Şiiri ciddiye alan herkes herhalde Adorno’nun “Auschwitz’den sonra şiir yazılamaz” sözü üzerine düşünmüştür. Bu söz dünyanın kötülüğü ile şiirin (sözde) iyiliğini karşı karşıya getiriyor. Her şiirin bir şiir geleneği içinde, önünde ve arkasında başka iyi şiirler içinde kendine bir yer bulması şiirin olmazsa olmaz bir boyutuysa, Adorno aynı zamanda bir de “dünya”da yaşadığını hatırlatır şaire. Şairin kardelenlerden bahsetmesi temiz kalması için yeterli değil.
Türkiye’de geçmişten beri birçok “iyi” dergi oldu; kimseyi kırmayan, hatır-şinas, elini korkak alıştırmış, daha yaşken sertliği hor görmek üzere eğitmiş… Şiirin ihtiyaç duyduğu iyilik değil adalettir; az olan, parlak yanaklı “iyi” yazılar değil, doğru bildikleri için yerinde “hır çıkartan” yazılar. Kırmızı kartını kullanmaktan korkan hakemlere yeni bir tane daha eklenmesinin bizce hiçbir faydası yok. Üstelik internet çağındayız, köşeleri kapatmış abileri tarafından tanınma korkusuyla “uslu davranmak” zorunda olmayan, düşündüğünü açıkça ortaya koyma özgürlüğünü kullanan insanlar kendilerini bloglarında, email gruplarında, web sayfalarında ifade ediyor. Biz biraz da “iyilik” gibi ne içerdiği belirsiz, siyaset-dışı bir kavramın edebiyatta “muteber” olmaya devam etmemesi için başlattık Duvar’ı. Eğer İtibar’ın son sayısının giriş yazısına “vefası olmayanın sefası olmaz” diye bir başlık atılabiliyorsa, demek ki daha birinci sayımızda birilerinin sefasını sürmek için vefa gösterdiklerine ayna tutmuşuz.

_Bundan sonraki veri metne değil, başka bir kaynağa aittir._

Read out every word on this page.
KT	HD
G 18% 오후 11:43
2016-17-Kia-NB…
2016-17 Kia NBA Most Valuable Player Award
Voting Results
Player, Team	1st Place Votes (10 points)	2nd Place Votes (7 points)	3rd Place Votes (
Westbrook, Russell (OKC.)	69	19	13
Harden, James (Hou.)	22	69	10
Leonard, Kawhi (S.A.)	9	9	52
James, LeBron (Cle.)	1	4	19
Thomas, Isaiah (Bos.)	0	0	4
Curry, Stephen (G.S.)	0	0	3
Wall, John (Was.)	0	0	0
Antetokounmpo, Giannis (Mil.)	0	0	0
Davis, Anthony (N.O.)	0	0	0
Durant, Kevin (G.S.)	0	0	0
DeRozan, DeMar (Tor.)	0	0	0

İtibar dergisinin bugüne kadar inceleme adı altında, eleştiri adı altında ortaya ne değer koyduğu, ne koymadığı başka yazıların konusu ancak “derin iktidarları” ne kadar derin eleştireceğinin, analiz edeceğinin ipuçlarını bugüne kadar yayınlanan yazılardan göremedik. Türkiye’de sağ, iktidarın ellerine doğduğu halde son yirmi yıldır solun kavramsal cephaneliğini istediği gibi kullanıyor. Sol kavramlara yabancı olmayanların, en azından iktidarı, siyasi iktidardan münezzeh saymaktan vaz geçmesi beklenirdi. Dediğim gibi eğer bu bir tercihse, söyledikleri herhangi bir şeyi ciddiye almamız beklenmesin. Şiirde yeni olanı arama macerası, bu işe gönül vermiş herkesi kendisiyle dalga geçebilmenin yollarını, kendini yıkmanın yollarını bulmak zorunda bırakıyor. Oysa bütün toparlayıcı, birleştirici, çatışmadan-kaçıcı, siyasetten korkan söylemlerle silahlanmış bir “ben iyiyim” lafzı kendini yıkmanın yollarından biri değil, bunu baştan engelleme çabasının bir tezahürü, üstelik son derece takatsiz bir tezahür. Başka türlü olması beklenebilir miydi? İktidarla çatışmasını yitiren önce şiirini yitirir, zira.